I had the idea this morning that I should become celibate. Like, 4real. Like, intentionally. You know, it’s one thing when you’re going through a dry spell and not getting it on a regular, but it’s quite another when you make the conscious decision to commit to your own self-deprivation in hopes of self-actualization and fulfillment. I’ve always felt like, for me, sex complicates things. And the connection that I want with someone should be waaaay past physical.
I’ve always struggled with that one area in my life, anyway.
Releasing apologies in moments of ecstasy
You asked me why
Screaming, “Oh my God”
I was obliged
Because I was cheating on you both
Calling His name while I was making love to you
Giving you the part of me that should’ve been saved for only one person
I think I should make a vow
No, I need to do it now
Commit to myself
When I don’t even know how
And I’m not really sure who I am anymore
This hurts so bad. Like, I can’t even put into words what I feel. It surpasses pain. I feel betrayed. And maybe I shouldn’t but I do.

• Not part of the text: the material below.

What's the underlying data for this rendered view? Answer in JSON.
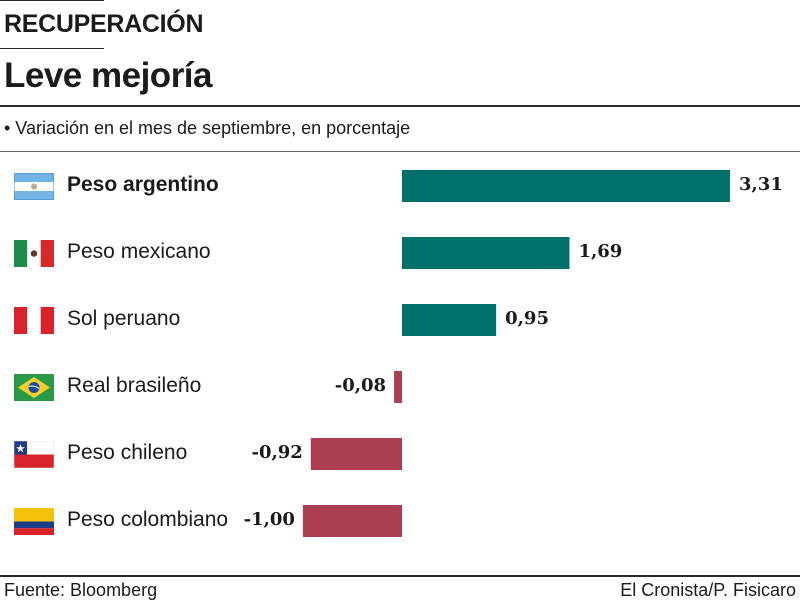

I searched my bed for clues. For some indication that we existed.
But I couldn’t find anything.
I’m starting to think it wasn’t a coincidence
That I never found the key that you thought you lost.
But maybe, I just wasn’t supposed to find the key to open that door.
It would be easier if I could make you be an asshole.
But in my mind, you’re just a guy who loves his mama. And music. And beautiful women.
And I was just a girl who loved Love. And you.